恐らく他の2人も同じことを思ったであろう。
しかし、慶吾が「でも」と口を開く。
「神様はいてもいなくてもいいんだよ。大事なのは行動することだ。1週間何もせずにおばさんの死を待つだけなんて虚しいでしょ。紫月、礼佳、俺も協力するよ。俺もおばさんのために何かしたいと思っていたんだ」
紫月と礼佳の言わんとしていたことは全て慶吾が代弁してくれた。
それで納得したのか、郁弥は力強く首肯した。
「友達の頼みだ、断るわけがないだろ。それで? 具体的には何をするんだ?」
「それをこれから考えるのだ。とにかく、参拝者を増やさなければ。参拝者が増えれば自ずと神社も復興するはずだ。どうにか村の住民を集められないものだろうか」
5人は唸った。
荒廃して誰も寄りつかなくなった神社に村の住民を集めるのは至難の業だ。
そもそも村の住民が神社に参拝する理由がない。
高齢者もわざわざ長い石段を上って参拝しようとはしないだろう。
早速暗礁に乗り上げたところで、先生が欠伸をしながら現れた。
礼佳は教壇から下りて席に着いた。
「おはよう、皆。なんだ、会議か? どうやら行き詰まっているようだな。どれ、先生も何か案を出してあげよう」
「あのね、瑠璃たち、紫月のお母さんの病気を治すために神様に頼ることにしたの。
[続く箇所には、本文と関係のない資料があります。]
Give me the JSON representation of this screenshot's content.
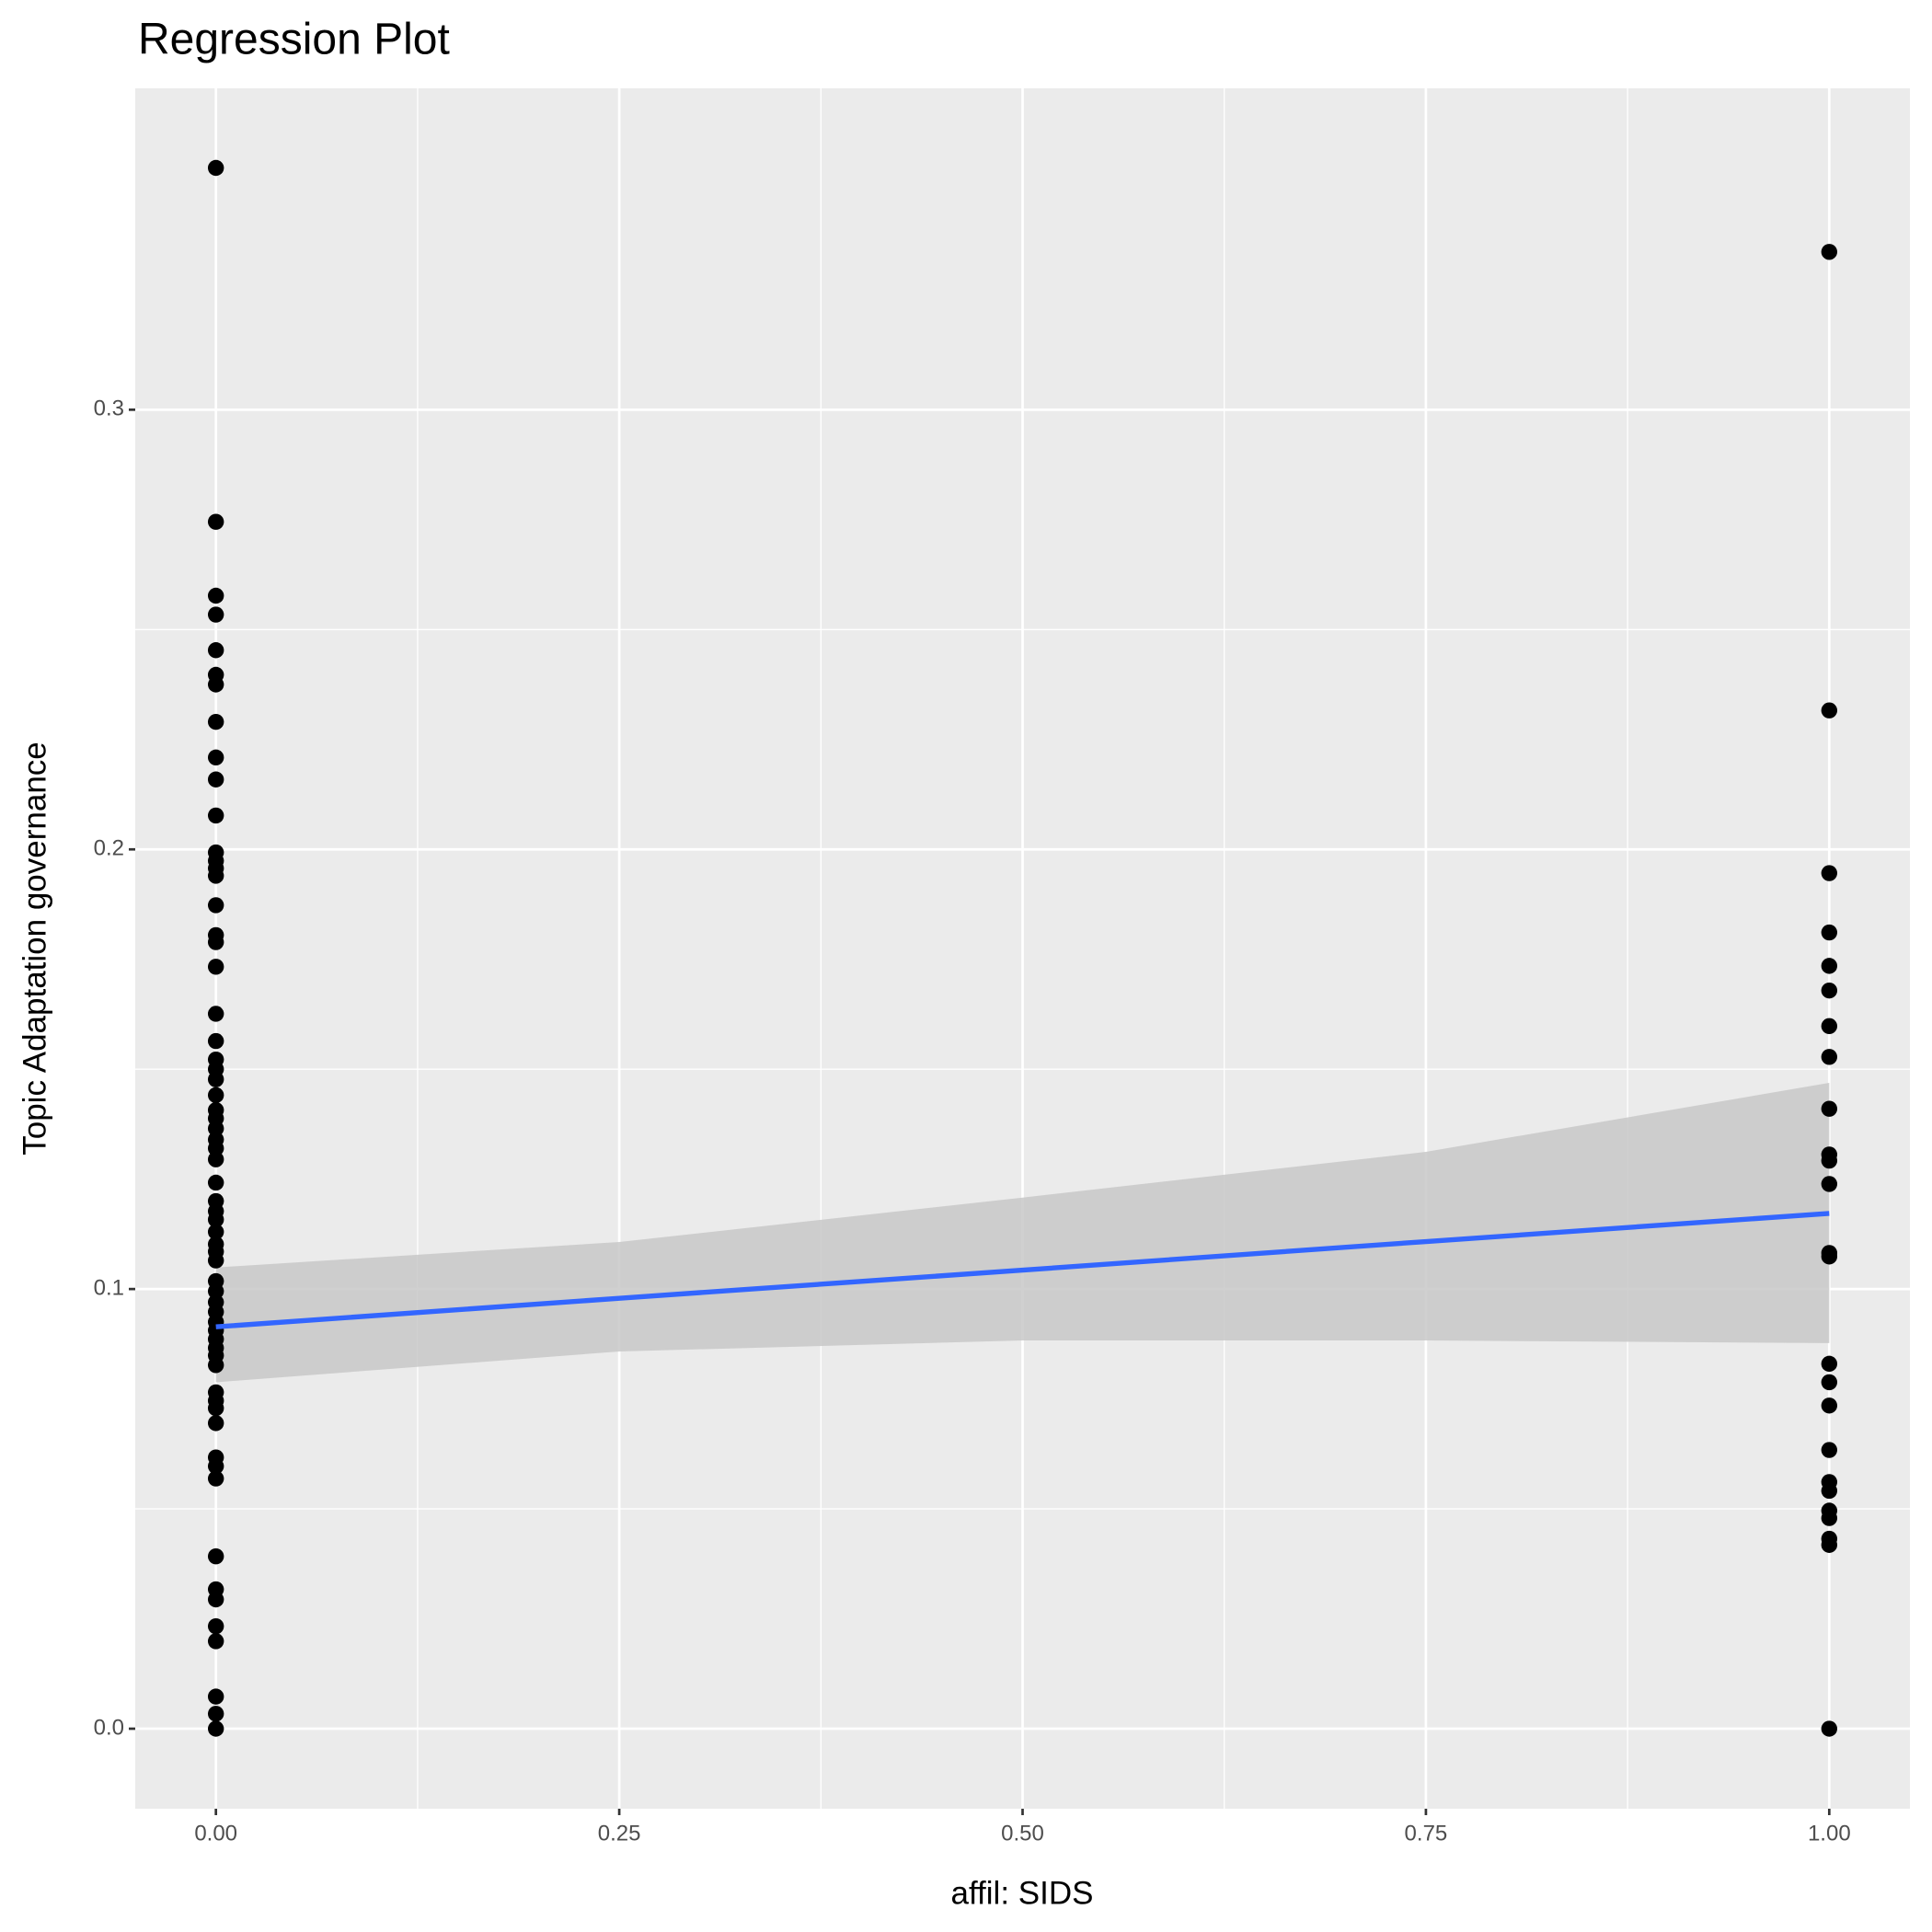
{
  "chart_data": {
    "type": "scatter",
    "title": "Regression Plot",
    "x_label": "affil: SIDS",
    "y_label": "Topic Adaptation governance",
    "xlim": [
      -0.05,
      1.05
    ],
    "ylim": [
      -0.0182,
      0.3731
    ],
    "xticks": [
      {
        "value": 0,
        "label": "0.00"
      },
      {
        "value": 0.25,
        "label": "0.25"
      },
      {
        "value": 0.5,
        "label": "0.50"
      },
      {
        "value": 0.75,
        "label": "0.75"
      },
      {
        "value": 1,
        "label": "1.00"
      }
    ],
    "yticks": [
      {
        "value": 0,
        "label": "0.0"
      },
      0.1,
      0.2,
      0.3
    ],
    "grid": true,
    "points": {
      "color": "#000000",
      "x": [
        0,
        0,
        0,
        0,
        0,
        0,
        0,
        0,
        0,
        0,
        0,
        0,
        0,
        0,
        0,
        0,
        0,
        0,
        0,
        0,
        0,
        0,
        0,
        0,
        0,
        0,
        0,
        0,
        0,
        0,
        0,
        0,
        0,
        0,
        0,
        0,
        0,
        0,
        0,
        0,
        0,
        0,
        0,
        0,
        0,
        0,
        0,
        0,
        0,
        0,
        0,
        0,
        0,
        0,
        0,
        0,
        0,
        0,
        0,
        0,
        0,
        0,
        0,
        0,
        1,
        1,
        1,
        1,
        1,
        1,
        1,
        1,
        1,
        1,
        1,
        1,
        1,
        1,
        1,
        1,
        1,
        1,
        1,
        1,
        1,
        1,
        1,
        1,
        1
      ],
      "y": [
        0.355,
        0.2745,
        0.2577,
        0.2534,
        0.2453,
        0.2397,
        0.2375,
        0.229,
        0.2209,
        0.2159,
        0.2077,
        0.1993,
        0.1974,
        0.1957,
        0.194,
        0.1873,
        0.1805,
        0.1789,
        0.1733,
        0.1626,
        0.1564,
        0.1522,
        0.15,
        0.1477,
        0.1441,
        0.1407,
        0.1388,
        0.1365,
        0.134,
        0.132,
        0.1295,
        0.1242,
        0.12,
        0.1177,
        0.1158,
        0.113,
        0.1102,
        0.1085,
        0.1065,
        0.1018,
        0.0995,
        0.097,
        0.0948,
        0.0925,
        0.0906,
        0.0886,
        0.0866,
        0.0849,
        0.0827,
        0.0765,
        0.0746,
        0.0729,
        0.0695,
        0.0617,
        0.0597,
        0.0569,
        0.0392,
        0.0317,
        0.0294,
        0.0233,
        0.0199,
        0.0073,
        0.0034,
        0,
        0.3359,
        0.2316,
        0.1946,
        0.1811,
        0.1735,
        0.1679,
        0.1598,
        0.1528,
        0.141,
        0.1306,
        0.1292,
        0.1239,
        0.1082,
        0.1074,
        0.083,
        0.0788,
        0.0735,
        0.0634,
        0.0561,
        0.0541,
        0.0496,
        0.0479,
        0.0432,
        0.0418,
        0
      ]
    },
    "fit": {
      "color": "#3366ff",
      "fill": "#c8c8c8",
      "x": [
        0,
        0.25,
        0.5,
        0.75,
        1
      ],
      "y": [
        0.0914,
        0.0979,
        0.1043,
        0.1108,
        0.1172
      ],
      "ymin": [
        0.0788,
        0.0858,
        0.0883,
        0.0883,
        0.0877
      ],
      "ymax": [
        0.1049,
        0.1107,
        0.1208,
        0.1312,
        0.1469
      ]
    }
  }
}
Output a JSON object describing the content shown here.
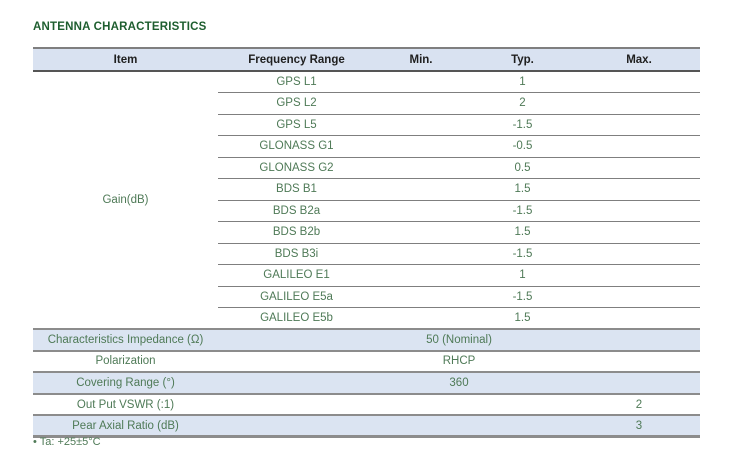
{
  "title": "ANTENNA CHARACTERISTICS",
  "colors": {
    "title_green": "#1e5e2f",
    "text_green": "#4f7a57",
    "header_bg": "#d9e2f1",
    "shaded_row_bg": "#dbe4f2",
    "border_gray": "#7f7f7f"
  },
  "table": {
    "headers": [
      "Item",
      "Frequency Range",
      "Min.",
      "Typ.",
      "Max."
    ],
    "gain": {
      "item": "Gain(dB)",
      "rows": [
        {
          "freq": "GPS L1",
          "min": "",
          "typ": "1",
          "max": ""
        },
        {
          "freq": "GPS L2",
          "min": "",
          "typ": "2",
          "max": ""
        },
        {
          "freq": "GPS L5",
          "min": "",
          "typ": "-1.5",
          "max": ""
        },
        {
          "freq": "GLONASS G1",
          "min": "",
          "typ": "-0.5",
          "max": ""
        },
        {
          "freq": "GLONASS G2",
          "min": "",
          "typ": "0.5",
          "max": ""
        },
        {
          "freq": "BDS B1",
          "min": "",
          "typ": "1.5",
          "max": ""
        },
        {
          "freq": "BDS B2a",
          "min": "",
          "typ": "-1.5",
          "max": ""
        },
        {
          "freq": "BDS B2b",
          "min": "",
          "typ": "1.5",
          "max": ""
        },
        {
          "freq": "BDS B3i",
          "min": "",
          "typ": "-1.5",
          "max": ""
        },
        {
          "freq": "GALILEO E1",
          "min": "",
          "typ": "1",
          "max": ""
        },
        {
          "freq": "GALILEO E5a",
          "min": "",
          "typ": "-1.5",
          "max": ""
        },
        {
          "freq": "GALILEO E5b",
          "min": "",
          "typ": "1.5",
          "max": ""
        }
      ]
    },
    "spec_rows": [
      {
        "item": "Characteristics Impedance (Ω)",
        "value": "50 (Nominal)",
        "value_col": "typ",
        "shaded": true
      },
      {
        "item": "Polarization",
        "value": "RHCP",
        "value_col": "typ",
        "shaded": false
      },
      {
        "item": "Covering Range (°)",
        "value": "360",
        "value_col": "typ",
        "shaded": true
      },
      {
        "item": "Out Put VSWR  (:1)",
        "value": "2",
        "value_col": "max",
        "shaded": false
      },
      {
        "item": "Pear Axial Ratio (dB)",
        "value": "3",
        "value_col": "max",
        "shaded": true
      }
    ]
  },
  "footnote": "• Ta: +25±5°C"
}
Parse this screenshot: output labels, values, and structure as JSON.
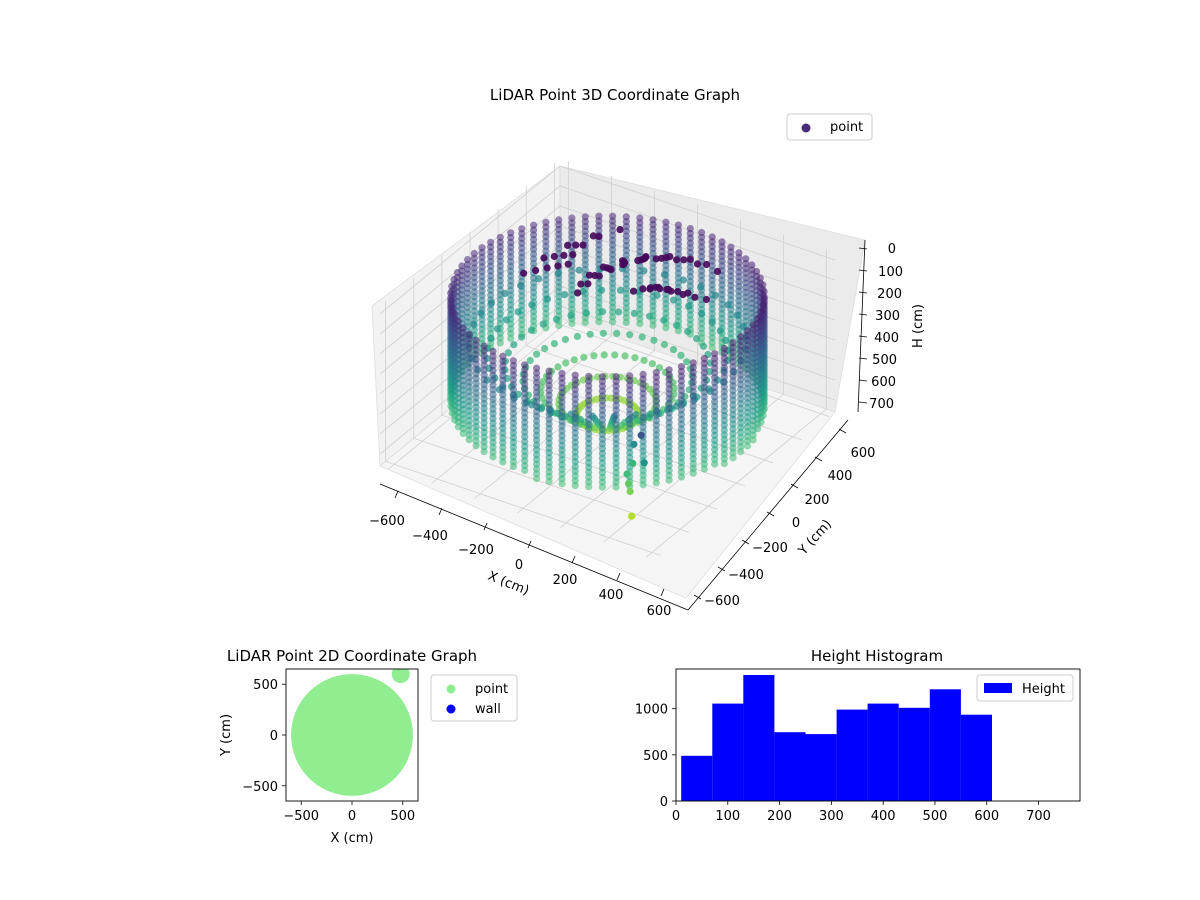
{
  "chart_data": [
    {
      "type": "scatter3d",
      "title": "LiDAR Point 3D Coordinate Graph",
      "xlabel": "X (cm)",
      "ylabel": "Y (cm)",
      "zlabel": "H (cm)",
      "x_ticks": [
        "−600",
        "−400",
        "−200",
        "0",
        "200",
        "400",
        "600"
      ],
      "y_ticks": [
        "−600",
        "−400",
        "−200",
        "0",
        "200",
        "400",
        "600"
      ],
      "z_ticks": [
        "0",
        "100",
        "200",
        "300",
        "400",
        "500",
        "600",
        "700"
      ],
      "xlim": [
        -640,
        640
      ],
      "ylim": [
        -640,
        640
      ],
      "zlim": [
        760,
        0
      ],
      "zaxis_inverted": true,
      "colormap": "viridis",
      "legend": {
        "placement": "top-right",
        "entries": [
          {
            "name": "point",
            "color": "#472c7a"
          }
        ]
      },
      "ring_radius_cm": 620,
      "ring_height_range_cm": [
        0,
        600
      ],
      "interior_height_range_cm": [
        0,
        760
      ],
      "outlier_points": [
        {
          "x": 280,
          "y": -240,
          "z": 545,
          "color": "#2b8c8d"
        },
        {
          "x": 300,
          "y": -320,
          "z": 640,
          "color": "#42b97d"
        },
        {
          "x": 340,
          "y": -280,
          "z": 455,
          "color": "#3a548c"
        },
        {
          "x": 340,
          "y": -340,
          "z": 560,
          "color": "#35b779"
        },
        {
          "x": 400,
          "y": -350,
          "z": 530,
          "color": "#20928c"
        },
        {
          "x": 360,
          "y": -400,
          "z": 620,
          "color": "#5ec962"
        },
        {
          "x": 380,
          "y": -420,
          "z": 640,
          "color": "#7ad151"
        },
        {
          "x": 420,
          "y": -470,
          "z": 720,
          "color": "#b5de2b"
        }
      ]
    },
    {
      "type": "scatter",
      "title": "LiDAR Point 2D Coordinate Graph",
      "xlabel": "X (cm)",
      "ylabel": "Y (cm)",
      "x_ticks": [
        -500,
        0,
        500
      ],
      "y_ticks": [
        -500,
        0,
        500
      ],
      "xlim": [
        -650,
        650
      ],
      "ylim": [
        -650,
        650
      ],
      "legend": {
        "placement": "outside-right",
        "entries": [
          {
            "name": "point",
            "color": "#90ee90"
          },
          {
            "name": "wall",
            "color": "#0000ff"
          }
        ]
      },
      "point_cloud": {
        "shape": "disc",
        "center": [
          0,
          0
        ],
        "radius_cm": 600,
        "color": "#90ee90"
      },
      "wall_points": []
    },
    {
      "type": "bar",
      "title": "Height Histogram",
      "xlabel": "",
      "ylabel": "",
      "bin_edges": [
        10,
        70,
        130,
        190,
        250,
        310,
        370,
        430,
        490,
        550,
        610
      ],
      "values": [
        490,
        1055,
        1365,
        745,
        725,
        990,
        1055,
        1010,
        1210,
        935
      ],
      "xlim": [
        0,
        780
      ],
      "ylim": [
        0,
        1430
      ],
      "x_ticks": [
        0,
        100,
        200,
        300,
        400,
        500,
        600,
        700
      ],
      "y_ticks": [
        0,
        500,
        1000
      ],
      "color": "#0000ff",
      "legend": {
        "placement": "top-right",
        "entries": [
          {
            "name": "Height",
            "color": "#0000ff"
          }
        ]
      }
    }
  ]
}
でも、神社にお参りする人がいないと神様も力を発揮できなくて紫月のお願いを叶えられないと思うんだ。だから、神社を復興したいの」
「なるほど、それは殊勝だな」
「参拝者を増やすことが解決に繋がると思うんですけど、その方法がなかなか思いつかないんです。この村は少子高齢化が進んでいるし、やっぱり高齢者を中心に呼びかけた方がいいんですかね。子供は神社には興味なんてないだろうし。でも、高齢者にあの長い石段はきついからあまり集まらないと思うんですよね」
「確かに、難しいところだな。うーん、どうしたものか」
先生は顎に指を当てて5人と一緒に唸った。
やはり一筋縄ではいかないようだ。
少人数でもいいから村の住民を引き寄せる糸口はないだろうか。
それさえ掴めれば、水面の波紋が広がっていくように参拝者が増える可能性もあるのだが。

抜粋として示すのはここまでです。